SARS-CoV2. Figure by Scientific Animations, Wikimedia Commons

Some recent published research about viral gene contributions include a study on sponges in which viruses contributed genetic information that enabled sponges to modulate their immune functions to better tolerate absolutely essential symbiotic bacteria (a 2019 paper in Cell Host Microbe). Also, a joint German and American research team studied heterotrophic zooplankta called “choanocytes” and found that they used viral DNA to established a rhodopsin based, non-chlorophyll photosynthetic energy system that augmented their typical heterotrophic life style! In Australia, an RNA virus that infects koala bears can cause leukemia and lymphoma and an increased susceptibility to chlamydia infections. This virus, though, has inserted itself into the koala’s DNA and become an inherited part of the koala genome. In some koala populations this viral sequence has mutated and may now be conveying some health benefits to the koalas!  This report was published in the journal Cell last fall.

Of the 7000 or so species of viruses that have been described only 200 affect humans. Viruses have to enter cells in order for their genes to hijack the metabolic machinery of the cell to make more viruses. Entering a cell is not an easy thing even for something as small as a virus. On the cell membrane of a living cell are numerous proteins that act as enzymes or chemical receptor sites,  or they allow and regulate the movement of many ions and molecules in and out of the cell. Often these membrane proteins are the doorways by which a virus enters a cell. The virus, though, has to fit very precisely into these channels in order to pass through them.
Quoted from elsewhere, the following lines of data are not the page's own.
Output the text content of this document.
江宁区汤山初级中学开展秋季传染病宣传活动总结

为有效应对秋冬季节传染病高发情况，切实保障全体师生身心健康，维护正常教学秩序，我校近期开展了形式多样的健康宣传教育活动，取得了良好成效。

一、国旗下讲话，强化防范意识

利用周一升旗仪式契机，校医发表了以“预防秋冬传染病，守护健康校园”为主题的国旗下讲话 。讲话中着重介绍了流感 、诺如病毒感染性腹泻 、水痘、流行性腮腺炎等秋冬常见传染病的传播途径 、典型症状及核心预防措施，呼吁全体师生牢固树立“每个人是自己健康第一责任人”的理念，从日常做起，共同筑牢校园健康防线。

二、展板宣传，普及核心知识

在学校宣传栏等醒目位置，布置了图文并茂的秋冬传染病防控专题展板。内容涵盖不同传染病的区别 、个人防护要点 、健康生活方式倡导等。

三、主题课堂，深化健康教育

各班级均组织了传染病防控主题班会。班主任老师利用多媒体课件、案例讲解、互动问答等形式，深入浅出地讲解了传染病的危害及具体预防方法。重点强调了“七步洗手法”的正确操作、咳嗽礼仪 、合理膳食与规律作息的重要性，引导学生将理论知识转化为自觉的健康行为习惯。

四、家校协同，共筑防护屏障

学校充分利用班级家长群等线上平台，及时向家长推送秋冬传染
Viruses that can pass through one species’ type of channel protein might not fit into a similar channel protein of a different species. So, many viruses can only infect certain species!
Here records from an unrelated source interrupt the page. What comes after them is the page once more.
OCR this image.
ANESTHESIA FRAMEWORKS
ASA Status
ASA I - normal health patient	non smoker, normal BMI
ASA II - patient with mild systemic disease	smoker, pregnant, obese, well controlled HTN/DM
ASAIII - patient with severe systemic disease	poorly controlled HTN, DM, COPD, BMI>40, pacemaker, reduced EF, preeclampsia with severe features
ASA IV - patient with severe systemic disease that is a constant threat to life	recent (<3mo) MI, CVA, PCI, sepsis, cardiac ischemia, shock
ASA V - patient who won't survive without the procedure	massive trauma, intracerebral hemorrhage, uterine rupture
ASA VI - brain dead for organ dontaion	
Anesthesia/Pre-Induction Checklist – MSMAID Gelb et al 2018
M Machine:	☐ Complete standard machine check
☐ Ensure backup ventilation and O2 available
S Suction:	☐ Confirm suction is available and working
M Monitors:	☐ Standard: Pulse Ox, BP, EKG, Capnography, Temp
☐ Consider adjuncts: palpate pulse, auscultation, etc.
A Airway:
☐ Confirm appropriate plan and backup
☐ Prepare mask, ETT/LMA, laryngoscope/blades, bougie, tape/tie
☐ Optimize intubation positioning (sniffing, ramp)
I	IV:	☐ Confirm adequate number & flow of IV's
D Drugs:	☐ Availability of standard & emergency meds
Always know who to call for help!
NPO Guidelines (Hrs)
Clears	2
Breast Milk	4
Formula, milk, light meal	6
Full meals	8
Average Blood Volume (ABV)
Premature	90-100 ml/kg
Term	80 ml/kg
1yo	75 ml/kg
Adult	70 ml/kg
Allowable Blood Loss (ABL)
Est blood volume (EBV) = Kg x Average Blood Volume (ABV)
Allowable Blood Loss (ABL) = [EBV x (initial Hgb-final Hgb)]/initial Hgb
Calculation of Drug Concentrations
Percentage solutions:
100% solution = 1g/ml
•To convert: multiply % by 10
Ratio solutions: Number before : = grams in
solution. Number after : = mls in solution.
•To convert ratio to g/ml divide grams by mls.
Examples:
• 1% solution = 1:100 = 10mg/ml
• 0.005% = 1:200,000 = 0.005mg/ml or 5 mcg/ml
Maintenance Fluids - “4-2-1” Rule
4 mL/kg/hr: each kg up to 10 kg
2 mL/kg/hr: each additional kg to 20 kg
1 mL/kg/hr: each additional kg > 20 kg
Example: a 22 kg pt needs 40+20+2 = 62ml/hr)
Life Cycle of SARS-CoV2. Figure by V. Asenio, Wikimedia Commons

The novel corona virus that cause COVID 19 is “SARS-CoV2.” I talked about this virus and what we initially knew about its disease in a special blog back in March 2020. SARS-CoV2 enters cells via the angiotensin converting enzyme 2 (ACE2) receptor that is located on the outer surface of the cell membrane. ACE2 normally functions to break down angiotensin II a protein that is part of a hormonal system that helps to control blood pressure. The studded, surface proteins of the corona virus (the physical feature that gives it its “crown-like” appearance on electron micrographs) match up to the ACE2 receptor and “open” the protein for the virus’s passage. Once inside the cell, the RNA contained in the corona virus takes over the cell’s metabolic machinery and begins to make huge numbers of new viruses. Eventually the infected cell ruptures and spills out the newly synthesized viruses which may then infect more cells in the host individual or be released in exhalations or coughs to potentially infect other people.
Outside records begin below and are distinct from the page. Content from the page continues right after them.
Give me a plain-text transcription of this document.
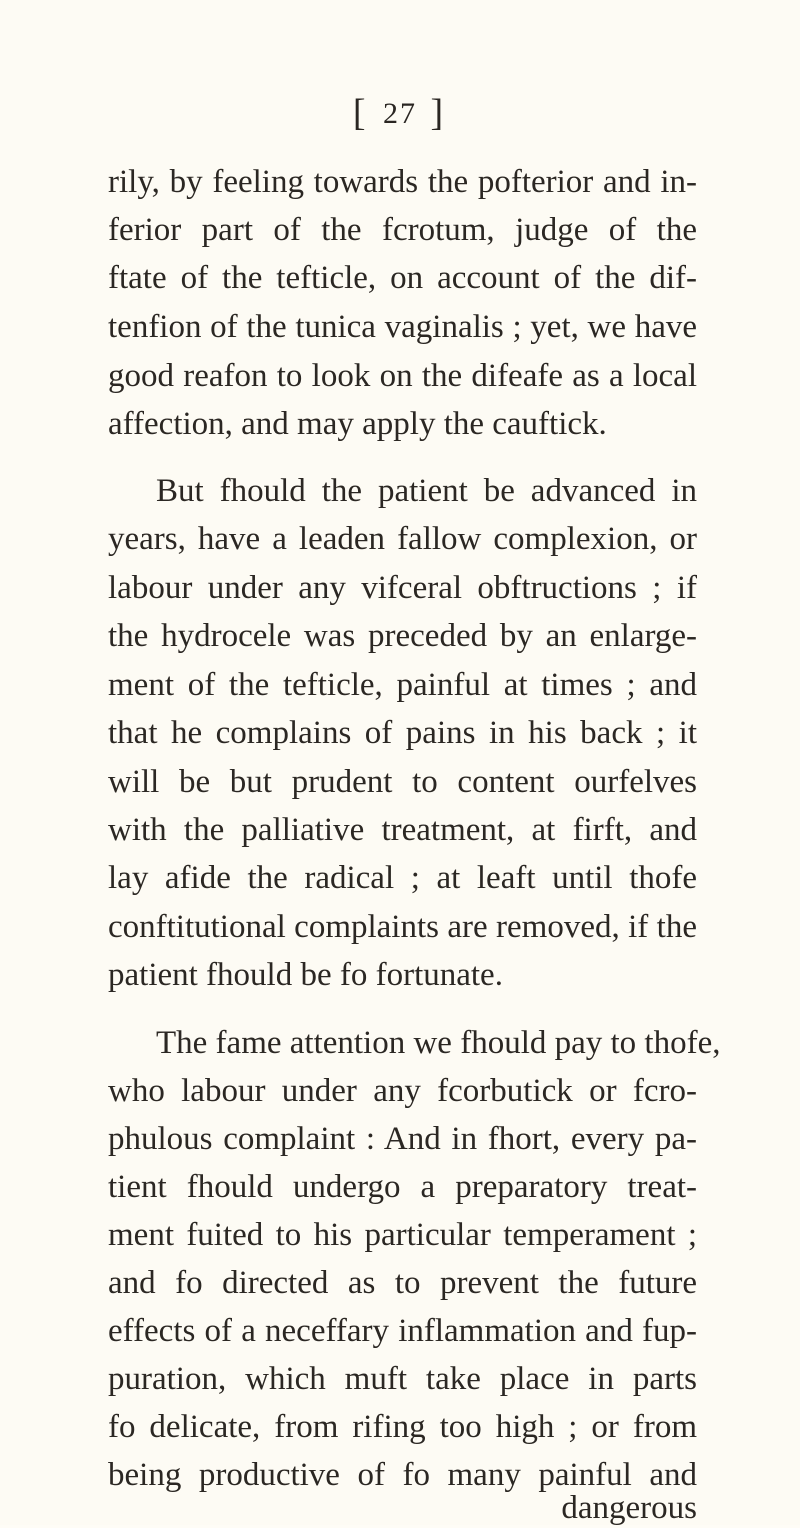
[ 27 ]
rily, by feeling towards the pofterior and in-
ferior part of the fcrotum, judge of the
ftate of the tefticle, on account of the dif-
tenfion of the tunica vaginalis ; yet, we have
good reafon to look on the difeafe as a local
affection, and may apply the cauftick.
But fhould the patient be advanced in
years, have a leaden fallow complexion, or
labour under any vifceral obftructions ; if
the hydrocele was preceded by an enlarge-
ment of the tefticle, painful at times ; and
that he complains of pains in his back ; it
will be but prudent to content ourfelves
with the palliative treatment, at firft, and
lay afide the radical ; at leaft until thofe
conftitutional complaints are removed, if the
patient fhould be fo fortunate.
The fame attention we fhould pay to thofe,
who labour under any fcorbutick or fcro-
phulous complaint : And in fhort, every pa-
tient fhould undergo a preparatory treat-
ment fuited to his particular temperament ;
and fo directed as to prevent the future
effects of a neceffary inflammation and fup-
puration, which muft take place in parts
fo delicate, from rifing too high ; or from
dangerous
being productive of fo many painful and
Variations in the molecular structure of ACE2 receptor (affected by genes or, possibly, by gender) may determine whether a particular individual “gets” COVID19 infections or it may affect how severe that infection might be.

So, we are all constantly bombarded by incredible numbers of an almost infinite variety of viruses. Most of these viruses cannot affect us since they are unable to cross though our cellular membranes. Viruses, though, are constantly changing and if a change involves its interaction with cellular proteins then that virus that once only affected, say, a chimpanzee or pangolin, may suddenly affect humans often with catastrophic consequences.

Viruses may represent the earliest life forms on Earth or they may have come about from the shed nucleic acids from the earliest cellular life forms. Either way, they represent a vast reservoir of genetic information that is flowing in between and constantly changing all of the other living species on Earth.